Yunus dan Farid merangkum segenap hasil perjalanannya itu di dalam berbagai catatan, buku, koleksi foto, dan film dokumenter. Semuanya dimaksudkan agar dapat menggugah kesadaran, bahwa Indonesia sangatlah kaya. Kaya betul. Dan sebagian besar kekayaan itu tersimpan rapat. Terkunci di kedalaman laut yang belum terjamah. Dengan seksama Yunus menceritakan pula pengalamannya bertemu dengan saudara-saudara kita di perbatasan. Mereka seperti penjaga sebuah ideologi dan nasionalisme khayalan. Dibiarkan bertahan tanpa sedikitpun perhatian dari pemerintah.
Ketegaran penduduk di pulau-pulau kecil dilukis indah lewat tulisan dan digenapkan dengan jepretan Farid Gaban yang nyaris tanpa cacat. Mereka berupaya pula menceritakan bagaimana masyarakat Flores melupakan ingatan pahit mengenai pembantaian yang terjadi di tahun 1965. Juga kisah indah bangkitnya perekonomian yang dibangun dari akar rumput oleh sebuah organisasi Swisscontact, yang memberikan solusi kepada penduduk lokal agar berderak menuju kehidupan yang lebih baik dan bermutu.
Sejarah yang mengiringi berdirinya bangsa ini juga didedahkan Yunus dengan baik. Mengupas catatan-catatan lawas tentang Indonesia, meramu dan menyajikannya kepada kita seperti masakan Minang nan lezat. Jujur, dari sejak membeli seminggu yang lalu, tulisan-tulisan Yunus ini sudah saya bongkar pasang dan saya khatamkan tiga kali. Saya pun mengamini apa yang dirasakan oleh Yunus dan Farid selama ekspedisi ini mereka lakukan. Saya jatuh hati. Tak hanya sekali. Jatuh hati berkali-kali dengan Indonesia. “Tetapi kekayaan ini justru menjadi kutukan yang membuat kemiskinan terus merajalela, sebab salah urus. “ Demikian kira-kira Yunus mengguratkan emosi dalam diri pembaca, sebagai bentuk keheranannya. Mengapa negeri yang lautnya penuh berisi dan buminya subur tiada tara ini tak jua memberikan berkah bagi pemiliknya sendiri?. Siapa yang bertanggung jawab mengelola kekayaan alam ini?. Bagaimana dan apa yang bisa kita lakukan?. Semua akan anda temukan ketika mulai membaca lembar demi lembar kisah perjalanan keduanya.
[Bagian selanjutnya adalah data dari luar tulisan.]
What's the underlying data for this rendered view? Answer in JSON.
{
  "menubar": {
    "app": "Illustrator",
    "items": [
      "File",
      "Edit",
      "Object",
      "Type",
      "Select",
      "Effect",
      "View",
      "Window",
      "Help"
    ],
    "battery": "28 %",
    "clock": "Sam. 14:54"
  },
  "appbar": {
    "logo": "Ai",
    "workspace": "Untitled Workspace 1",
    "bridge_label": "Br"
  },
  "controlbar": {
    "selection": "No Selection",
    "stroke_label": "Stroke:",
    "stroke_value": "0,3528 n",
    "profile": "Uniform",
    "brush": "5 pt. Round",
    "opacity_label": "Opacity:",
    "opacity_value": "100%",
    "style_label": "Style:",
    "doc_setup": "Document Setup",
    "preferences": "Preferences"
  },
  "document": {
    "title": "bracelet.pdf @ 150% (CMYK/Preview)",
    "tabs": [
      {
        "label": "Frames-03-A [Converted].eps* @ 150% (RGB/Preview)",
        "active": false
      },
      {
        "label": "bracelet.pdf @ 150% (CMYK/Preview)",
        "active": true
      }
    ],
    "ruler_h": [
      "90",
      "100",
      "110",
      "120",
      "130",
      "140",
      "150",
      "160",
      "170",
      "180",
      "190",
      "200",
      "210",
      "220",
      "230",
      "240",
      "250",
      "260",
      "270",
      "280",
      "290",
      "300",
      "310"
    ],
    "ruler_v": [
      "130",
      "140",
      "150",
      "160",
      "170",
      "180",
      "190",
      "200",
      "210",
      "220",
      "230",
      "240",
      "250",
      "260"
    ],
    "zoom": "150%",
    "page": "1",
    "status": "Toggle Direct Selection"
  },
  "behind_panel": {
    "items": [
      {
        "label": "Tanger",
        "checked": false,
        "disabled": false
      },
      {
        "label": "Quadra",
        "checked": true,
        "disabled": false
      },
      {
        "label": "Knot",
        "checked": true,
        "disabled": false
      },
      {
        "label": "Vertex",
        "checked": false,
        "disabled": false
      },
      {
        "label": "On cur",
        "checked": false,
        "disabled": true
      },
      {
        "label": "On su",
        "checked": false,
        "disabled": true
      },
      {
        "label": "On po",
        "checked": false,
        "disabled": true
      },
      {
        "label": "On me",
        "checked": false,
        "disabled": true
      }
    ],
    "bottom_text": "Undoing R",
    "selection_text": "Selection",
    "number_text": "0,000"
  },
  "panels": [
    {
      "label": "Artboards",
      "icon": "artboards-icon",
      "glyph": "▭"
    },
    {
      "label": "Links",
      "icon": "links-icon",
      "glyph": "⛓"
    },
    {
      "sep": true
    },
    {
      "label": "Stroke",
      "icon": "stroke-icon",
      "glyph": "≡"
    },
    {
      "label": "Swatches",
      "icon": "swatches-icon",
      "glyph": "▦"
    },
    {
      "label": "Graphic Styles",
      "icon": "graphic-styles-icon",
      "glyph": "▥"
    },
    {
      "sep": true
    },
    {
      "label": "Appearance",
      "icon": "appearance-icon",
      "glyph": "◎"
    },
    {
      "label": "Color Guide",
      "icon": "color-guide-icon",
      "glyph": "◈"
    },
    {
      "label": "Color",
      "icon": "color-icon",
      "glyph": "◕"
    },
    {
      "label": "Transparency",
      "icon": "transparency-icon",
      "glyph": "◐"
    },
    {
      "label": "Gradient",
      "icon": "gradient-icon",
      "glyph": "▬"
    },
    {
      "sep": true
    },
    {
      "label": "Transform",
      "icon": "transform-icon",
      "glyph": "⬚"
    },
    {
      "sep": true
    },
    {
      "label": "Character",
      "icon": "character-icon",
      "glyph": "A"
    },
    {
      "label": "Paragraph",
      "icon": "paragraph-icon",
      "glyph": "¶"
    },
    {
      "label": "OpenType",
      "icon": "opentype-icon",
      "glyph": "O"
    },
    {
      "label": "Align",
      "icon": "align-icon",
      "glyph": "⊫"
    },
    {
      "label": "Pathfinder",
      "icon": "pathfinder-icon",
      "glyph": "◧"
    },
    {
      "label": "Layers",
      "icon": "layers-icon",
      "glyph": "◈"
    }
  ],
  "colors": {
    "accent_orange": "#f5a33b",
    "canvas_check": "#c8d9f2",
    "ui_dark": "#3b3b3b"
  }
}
Sebagai buatan manusia, tak ada gading yang tak retak. Meski kesalahan ketik terjadi di beberapa halaman, namun saya anggap hal itu wajar. Wajar bagi pejuang yang lelah ingin bercerita macam apalagi tentang Indonesa. Bagi anda yang belum membaca buku ini, maka saya sarankan untuk membacanya. Memperkaya wawasan kita tentang Indonesia toh tak ada salahnya bukan?.Bahkan bisa jadi wajib, apalagi dari perspektif yang lebih luas. Menerangkan jejak sejarah yang kabur, menempelkan satu persatu mozaik Indonesia yang tercecer. Dari Sabang sampai Merauke. Dari Miangas hingga Pulau Rote. Sekaligus merasakan denyut kehidupan mereka yang tinggal nun jauh disana, lebih dekat, lebih erat.